Third, many blood vessels was detected only in osteomyelitis although there was an absence of blood vessels in osteoradionecrosis and MRONJ. In osteoradionecrosis, there was direct injury to all cell populations including endothelial cell of blood vessel in the field of radiation7). This hypovascularity makes difficult inflammatory cell migration and induced osteonecrosis. Bisphosphonate have been found to inhibit endothelial function in vitro and in vivo. These antiangiogenic effects are made responsible for the ischemia of the jawbone12,15).

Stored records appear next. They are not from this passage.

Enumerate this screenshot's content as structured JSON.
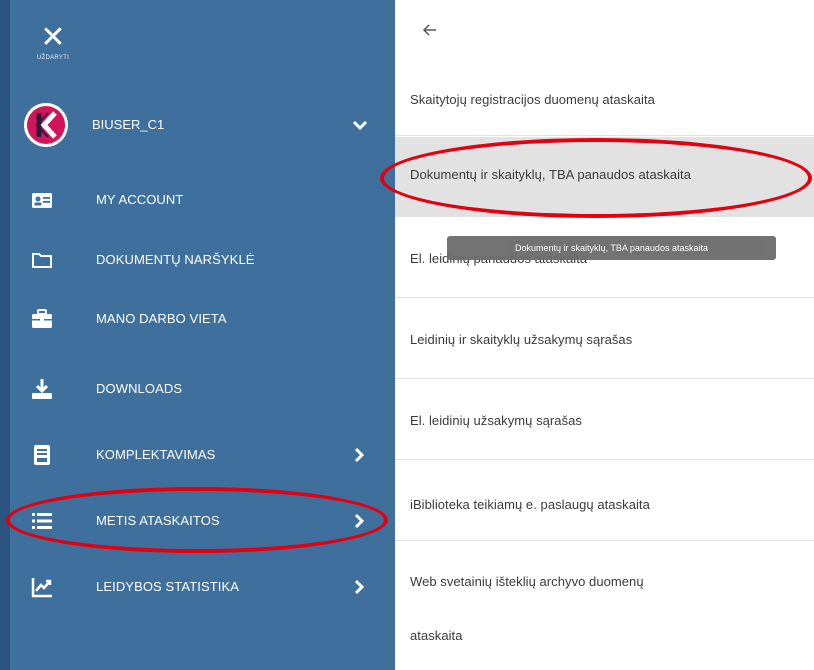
{
  "sidebar": {
    "close_label": "UŽDARYTI",
    "user": {
      "name": "BIUSER_C1",
      "avatar_letter": "K"
    },
    "items": [
      {
        "label": "MY ACCOUNT",
        "icon": "id-card-icon",
        "has_arrow": false
      },
      {
        "label": "DOKUMENTŲ NARŠYKLĖ",
        "icon": "folder-icon",
        "has_arrow": false
      },
      {
        "label": "MANO DARBO VIETA",
        "icon": "briefcase-icon",
        "has_arrow": false
      },
      {
        "label": "DOWNLOADS",
        "icon": "download-icon",
        "has_arrow": false
      },
      {
        "label": "KOMPLEKTAVIMAS",
        "icon": "book-icon",
        "has_arrow": true
      },
      {
        "label": "METIS ATASKAITOS",
        "icon": "list-icon",
        "has_arrow": true
      },
      {
        "label": "LEIDYBOS STATISTIKA",
        "icon": "chart-icon",
        "has_arrow": true
      }
    ]
  },
  "panel": {
    "reports": [
      "Skaitytojų registracijos duomenų ataskaita",
      "Dokumentų ir skaityklų, TBA panaudos ataskaita",
      "El. leidinių panaudos ataskaita",
      "Leidinių ir skaityklų užsakymų sąrašas",
      "El. leidinių užsakymų sąrašas",
      "iBiblioteka teikiamų e. paslaugų ataskaita",
      "Web svetainių išteklių archyvo duomenų",
      "ataskaita"
    ],
    "tooltip": "Dokumentų ir skaityklų, TBA panaudos ataskaita"
  },
  "colors": {
    "sidebar_bg": "#3f6f9c",
    "panel_bg": "#ffffff",
    "active_row_bg": "#e2e2e2",
    "annotation_red": "#e3000f",
    "avatar_brand": "#d4145a"
  }
}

In the near future, the distribution of osteonecrosis might change because of other medications. These agents are denosumab, bevacizumab, and sunitinib, and are antibodies against either RANKL, VEGF, or a tyrosin kinase receptor. Due to the shorter half-life of those antibodies, it might be easier to influence the bone remodeling3). Our case report of MRONJ was only bisphosphonate related ONJ. To the understand of pathophysiology of MRONJ, histologic study of osteonecrosis related to other medications was needed.